Effect of converging shape of container on the velocity of impact-induced focused liquid jet

TL;DR

This study demonstrates that the shape of a container, specifically converging geometries, significantly enhances the velocity of impact-induced focused liquid jets, with potential applications in high-viscosity liquid ejection and needle-free injection technologies.

Contribution

It provides a novel insight into how container shape influences jet velocity, supported by numerical and analytical modeling of pressure impulse fields.

Findings

Jet velocity up to 1.6 times higher in converging containers.

Pressure impulse at the bottom drives the jet acceleration.

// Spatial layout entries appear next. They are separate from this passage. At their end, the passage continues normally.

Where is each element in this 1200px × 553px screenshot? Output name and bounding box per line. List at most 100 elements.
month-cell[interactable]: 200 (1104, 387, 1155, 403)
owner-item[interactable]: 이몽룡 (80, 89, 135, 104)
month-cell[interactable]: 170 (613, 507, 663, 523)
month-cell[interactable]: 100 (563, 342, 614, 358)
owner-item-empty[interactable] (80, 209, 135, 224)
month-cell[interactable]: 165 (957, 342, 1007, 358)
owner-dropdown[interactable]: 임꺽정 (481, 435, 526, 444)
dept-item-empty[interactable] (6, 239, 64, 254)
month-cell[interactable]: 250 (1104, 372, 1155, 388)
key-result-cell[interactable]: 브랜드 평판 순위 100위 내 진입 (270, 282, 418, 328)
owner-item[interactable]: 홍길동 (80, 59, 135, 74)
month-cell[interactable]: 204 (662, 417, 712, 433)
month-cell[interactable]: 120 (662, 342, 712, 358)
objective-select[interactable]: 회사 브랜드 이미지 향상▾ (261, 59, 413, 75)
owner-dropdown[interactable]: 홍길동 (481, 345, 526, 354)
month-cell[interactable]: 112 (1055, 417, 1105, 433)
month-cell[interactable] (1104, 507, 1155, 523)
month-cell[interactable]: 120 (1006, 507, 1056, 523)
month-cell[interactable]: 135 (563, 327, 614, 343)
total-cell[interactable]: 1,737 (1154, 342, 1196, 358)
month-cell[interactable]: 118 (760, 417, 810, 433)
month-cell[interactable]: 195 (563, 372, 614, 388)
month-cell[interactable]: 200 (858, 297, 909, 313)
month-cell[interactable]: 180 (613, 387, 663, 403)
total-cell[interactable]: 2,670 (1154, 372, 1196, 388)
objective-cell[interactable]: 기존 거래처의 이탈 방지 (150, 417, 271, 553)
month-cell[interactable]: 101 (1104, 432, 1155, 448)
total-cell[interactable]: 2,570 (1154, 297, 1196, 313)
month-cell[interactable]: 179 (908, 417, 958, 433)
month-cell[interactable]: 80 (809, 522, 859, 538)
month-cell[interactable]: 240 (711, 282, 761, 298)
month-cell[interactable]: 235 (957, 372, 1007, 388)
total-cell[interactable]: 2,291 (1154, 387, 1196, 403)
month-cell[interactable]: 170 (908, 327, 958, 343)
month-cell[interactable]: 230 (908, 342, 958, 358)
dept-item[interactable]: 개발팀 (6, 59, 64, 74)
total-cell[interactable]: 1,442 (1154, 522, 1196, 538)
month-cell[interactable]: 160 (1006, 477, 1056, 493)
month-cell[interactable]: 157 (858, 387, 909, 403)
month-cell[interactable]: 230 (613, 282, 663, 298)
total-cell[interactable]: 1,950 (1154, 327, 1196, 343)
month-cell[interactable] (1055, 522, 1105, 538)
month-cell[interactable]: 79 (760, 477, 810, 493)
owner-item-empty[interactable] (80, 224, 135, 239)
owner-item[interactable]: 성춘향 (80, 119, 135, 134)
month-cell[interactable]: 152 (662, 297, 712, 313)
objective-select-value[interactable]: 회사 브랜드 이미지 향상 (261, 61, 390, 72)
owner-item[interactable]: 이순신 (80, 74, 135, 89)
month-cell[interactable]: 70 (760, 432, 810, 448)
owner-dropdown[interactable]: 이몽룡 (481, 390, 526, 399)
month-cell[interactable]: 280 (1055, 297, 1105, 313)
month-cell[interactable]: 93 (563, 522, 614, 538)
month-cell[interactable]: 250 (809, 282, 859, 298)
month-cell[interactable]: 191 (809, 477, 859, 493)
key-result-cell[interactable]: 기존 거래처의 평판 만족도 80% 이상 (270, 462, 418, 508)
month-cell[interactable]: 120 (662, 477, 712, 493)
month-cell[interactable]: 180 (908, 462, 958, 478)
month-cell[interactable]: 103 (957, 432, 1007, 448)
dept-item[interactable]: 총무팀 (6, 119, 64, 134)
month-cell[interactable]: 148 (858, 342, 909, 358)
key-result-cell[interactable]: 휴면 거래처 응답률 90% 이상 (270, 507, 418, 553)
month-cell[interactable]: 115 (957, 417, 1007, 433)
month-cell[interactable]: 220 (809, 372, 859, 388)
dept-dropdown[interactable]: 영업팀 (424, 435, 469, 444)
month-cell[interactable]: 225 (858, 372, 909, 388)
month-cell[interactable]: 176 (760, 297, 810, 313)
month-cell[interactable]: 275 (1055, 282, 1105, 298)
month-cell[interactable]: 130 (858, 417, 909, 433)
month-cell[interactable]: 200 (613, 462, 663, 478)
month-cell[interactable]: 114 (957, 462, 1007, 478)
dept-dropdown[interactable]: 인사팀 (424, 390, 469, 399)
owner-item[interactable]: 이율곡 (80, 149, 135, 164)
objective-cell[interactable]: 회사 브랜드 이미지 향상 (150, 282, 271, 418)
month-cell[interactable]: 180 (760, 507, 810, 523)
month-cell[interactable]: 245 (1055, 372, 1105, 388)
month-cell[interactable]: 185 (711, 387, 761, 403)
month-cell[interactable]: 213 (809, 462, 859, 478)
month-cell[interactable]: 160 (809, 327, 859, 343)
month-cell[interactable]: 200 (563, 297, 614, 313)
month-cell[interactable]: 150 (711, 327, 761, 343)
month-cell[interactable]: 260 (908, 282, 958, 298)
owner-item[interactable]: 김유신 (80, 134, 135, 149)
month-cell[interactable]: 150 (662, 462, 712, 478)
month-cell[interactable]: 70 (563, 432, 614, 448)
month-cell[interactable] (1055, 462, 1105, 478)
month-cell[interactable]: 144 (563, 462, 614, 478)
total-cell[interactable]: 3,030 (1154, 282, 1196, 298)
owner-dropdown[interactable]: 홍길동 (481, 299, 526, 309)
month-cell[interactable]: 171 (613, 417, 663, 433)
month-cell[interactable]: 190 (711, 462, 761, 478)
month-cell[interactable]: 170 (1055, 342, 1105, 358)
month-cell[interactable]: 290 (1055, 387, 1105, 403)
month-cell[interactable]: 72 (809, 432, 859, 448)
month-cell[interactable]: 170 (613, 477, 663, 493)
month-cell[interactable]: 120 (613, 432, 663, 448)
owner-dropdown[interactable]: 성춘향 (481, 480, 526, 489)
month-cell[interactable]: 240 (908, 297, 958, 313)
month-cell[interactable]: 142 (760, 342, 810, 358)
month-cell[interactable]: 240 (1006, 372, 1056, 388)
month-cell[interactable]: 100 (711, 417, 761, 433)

Container shape alters flow rate and pressure impulse gradient, increasing jet speed.

Abstract

We investigated the effect of container shape on the behavior of the impact-induced focused liquid jets by dropping a converging-shaped container (e.g., Kjeldahl flask) partially filled with liquid onto a floor to develop a method for increasing the jet velocity. Note that a similar well-known experiment, Pokrovski's experiment, in which a focused liquid jet is generated in a test tube, is free from the effect of the converging shape. The results showed that the jet was up to about 1.6 times faster in a converging-shaped container than in a test tube, despite the same impact velocity. To understand the mechanism of the increase in the jet velocity, the Laplace equation on the pressure impulse was solved numerically under the boundary condition that the pressure impulse is given at the bottom of the container. The normalized gas-liquid interfacial velocity obtained from the numerical solution of the pressure impulse field agrees well with the normalized jet velocity in experiments, showing that the jets we observed are driven by the pressure impulse generated at the bottom. In addition, numerical solutions of pressure impulse fields in a simpler-shaped container with different degrees of convergence were compared with analytical solutions obtained from a lower-order model of the pressure impulse field. We confirmed that the gas-liquid interfacial velocity of the impact-induced focused liquid jet is governed by changes in both the flow rate and pressure impulse gradient at the central axis of the container caused by changes in the cross-sectional area of the container. We showed that by changing the container shape, we can increase the velocity of the gas-liquid interface after the container impact. This finding is expected to be applied to the ejection and application of high-viscosity liquids as well as to needle-free injection technology using fast focused liquid jets.